Wednesday, April 30, 2014

How to tell if a property is a rental

From a thread here:

  1. The most accurate is to physically go to the place and politely ask the residents - making clear that you are considering buying and are trying to determine how many units are rentals.
  2. Online, if you go to the assessor's database if the owner's mailing address is different from the house address it's most certainly not a primary residence. This may mean it's rented out.
  3. Online, if you can see the property tax amount, many towns in Mass. have a residential exemption which applies to primary residences only. If the tax seems lower, then this is a primary residence.

Tuesday, April 29, 2014

What makes marine grade wire special?

I was in the market for pain old 14 AWG wire for a project when I came across spools of wire being sold as "tinned marine grade wire". I was curious to know what made this wire "marine grade". From this page, it turns out, marine grade wire is

  1. 12% bigger for a given wire gauge. So 14G marine wire is thicker than regular 14G wire
  2. Each strand of the wire is finer and individually coated with tin, making it resistant to corrosion
  3. The insulation on the wire is oil, moisture and heat resistant.

Monday, April 28, 2014

Breaking BAM

It's fun to mess with our bioinformatics tools and laugh at ourselves. The BAM format carries a query name string. In an idle moment I wondered, how long a string can I put here before bad things happen to the BAM?
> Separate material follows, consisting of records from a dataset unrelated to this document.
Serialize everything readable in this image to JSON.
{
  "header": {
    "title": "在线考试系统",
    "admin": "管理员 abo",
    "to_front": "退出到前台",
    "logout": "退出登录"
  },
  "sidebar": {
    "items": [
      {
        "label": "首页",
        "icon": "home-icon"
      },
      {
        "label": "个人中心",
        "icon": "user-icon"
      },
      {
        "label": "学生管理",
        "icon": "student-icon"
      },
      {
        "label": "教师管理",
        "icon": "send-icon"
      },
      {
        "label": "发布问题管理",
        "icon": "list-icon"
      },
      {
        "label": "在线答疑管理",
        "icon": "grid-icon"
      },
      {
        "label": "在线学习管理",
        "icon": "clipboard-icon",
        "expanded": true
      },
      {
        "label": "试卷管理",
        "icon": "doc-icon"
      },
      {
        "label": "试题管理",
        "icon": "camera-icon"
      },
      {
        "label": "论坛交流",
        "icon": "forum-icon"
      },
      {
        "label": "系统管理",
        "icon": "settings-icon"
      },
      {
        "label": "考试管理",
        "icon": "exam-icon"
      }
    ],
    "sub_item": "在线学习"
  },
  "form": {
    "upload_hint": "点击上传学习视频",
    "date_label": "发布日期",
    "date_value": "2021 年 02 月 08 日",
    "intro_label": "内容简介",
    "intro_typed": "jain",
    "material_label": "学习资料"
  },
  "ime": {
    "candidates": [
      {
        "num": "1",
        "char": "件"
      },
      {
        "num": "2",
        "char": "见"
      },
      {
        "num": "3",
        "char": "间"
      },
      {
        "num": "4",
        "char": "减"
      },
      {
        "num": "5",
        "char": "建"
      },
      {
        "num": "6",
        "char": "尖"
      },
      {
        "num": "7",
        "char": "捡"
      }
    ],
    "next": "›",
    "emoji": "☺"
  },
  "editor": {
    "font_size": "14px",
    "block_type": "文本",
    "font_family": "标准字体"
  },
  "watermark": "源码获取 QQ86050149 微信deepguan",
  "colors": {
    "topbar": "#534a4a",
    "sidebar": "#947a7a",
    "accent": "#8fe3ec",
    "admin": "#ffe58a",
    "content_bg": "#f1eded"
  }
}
Generally this string carries information related to the device that produced the read, lane number, run number and so and so forth. It's completely specification free and everyone encodes information here in their own way, so you would think it's an arbitrary length string. Almost.

Try out the short Python snippet below. It generates a dummy fasta file (test.fa) and a dummy BAM file (test.bam) with one 'aligned' read. The only funky thing is that you can make the qname field of the read as long as you want (by varying the lone input parameter to the script).

import sys
import pysam

try:
  qnamelen = int(sys.argv[1])
except:
  qnamelen = 255

with open('test.fa', 'w') as f:
  f.write('>test\n')
  f.write('A'*100)

bam_hdr = {'HD': {'VN': '1.4'},
           'SQ': [{'LN': 100, 'SN': 'test'}]}
bf = pysam.Samfile('test2.bam', 'wb', header=bam_hdr)  # Write binary BAM with header
ar = pysam.AlignedRead()
ar.qname = 'Q'*qnamelen  # Gives Tablet headaches when str len > 254
ar.seq = 'A'*50
ar.qual = '~'*50
ar.mapq = 100
ar.pos = 0
ar.cigarstring = '50M'
bf.write(ar)
bf.close()
pysam.sort('test2.bam', 'test')
pysam.index('test.bam')

Now open the pair of fasta and BAM files in samtools tview, Tablet and IGV (and indeed in anything else). Laugh loudly until your office mates banish you.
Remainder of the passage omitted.